Around New England

Star Pitcher Was At Wild Party Night Before First Perfect Game … 140 Years Ago Today

June 12, 2020

A Brown University student who pitched the first perfect game in Major League history had partied ‘til 4:30 in the morning the night before and didn’t get to bed until 6:30 a.m. the day of the game.

Lee Richmond, who moonlighted for the professional baseball team in Worcester at the time, then boarded an 11:30 a.m. train in Providence for Worcester, where he pitched nine innings without letting a single batter get to first base, according to columnist Albert B. Southwick of the Worcester Telegram & Gazette.

The Worcesters, as the National League team was known, won the game that day over Cleveland, 1-0. It occurred Saturday, June 12, 1880 – 140 years ago today.

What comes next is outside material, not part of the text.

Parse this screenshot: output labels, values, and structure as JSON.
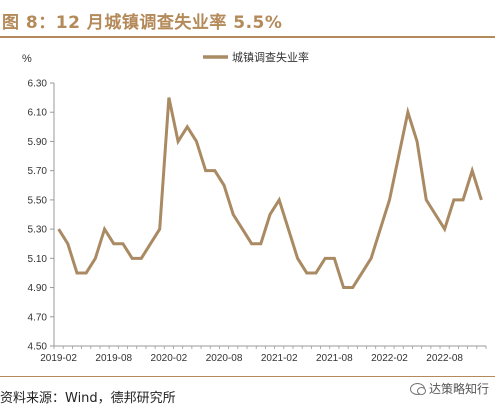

A plaque on Sever Street in Worcester, near where the old ballfield was, commemorates the feat.

Richmond, who was 23 when he pitched the perfect game, played several years in the National League, and then became a doctor and later a chemistry teacher – and then, at 65, a professor and dean at what is now the University of Toledo. He died in 1929 at age 72.

A lefty, Richmond “pioneered the use of a variety of pitches that included a rising fastball, a drop ball and a change of pace,” according to the Society for American Baseball Research.

“A perfect game is the rarest of single-game pitching feats. Taken in context with the events preceding the game, Richmond’s gem was even more unlikely,” the Society for American Baseball research notes.

The society’s article quotes a Chicago Tribune story from the time of the perfect game saying that the Cleveland batters could not figure out Richmond’s “puzzling curves.”

Richmond always credited his fielders for the perfect game, noting that they made every play – and, in the days before baseball gloves were common, they did it barehanded.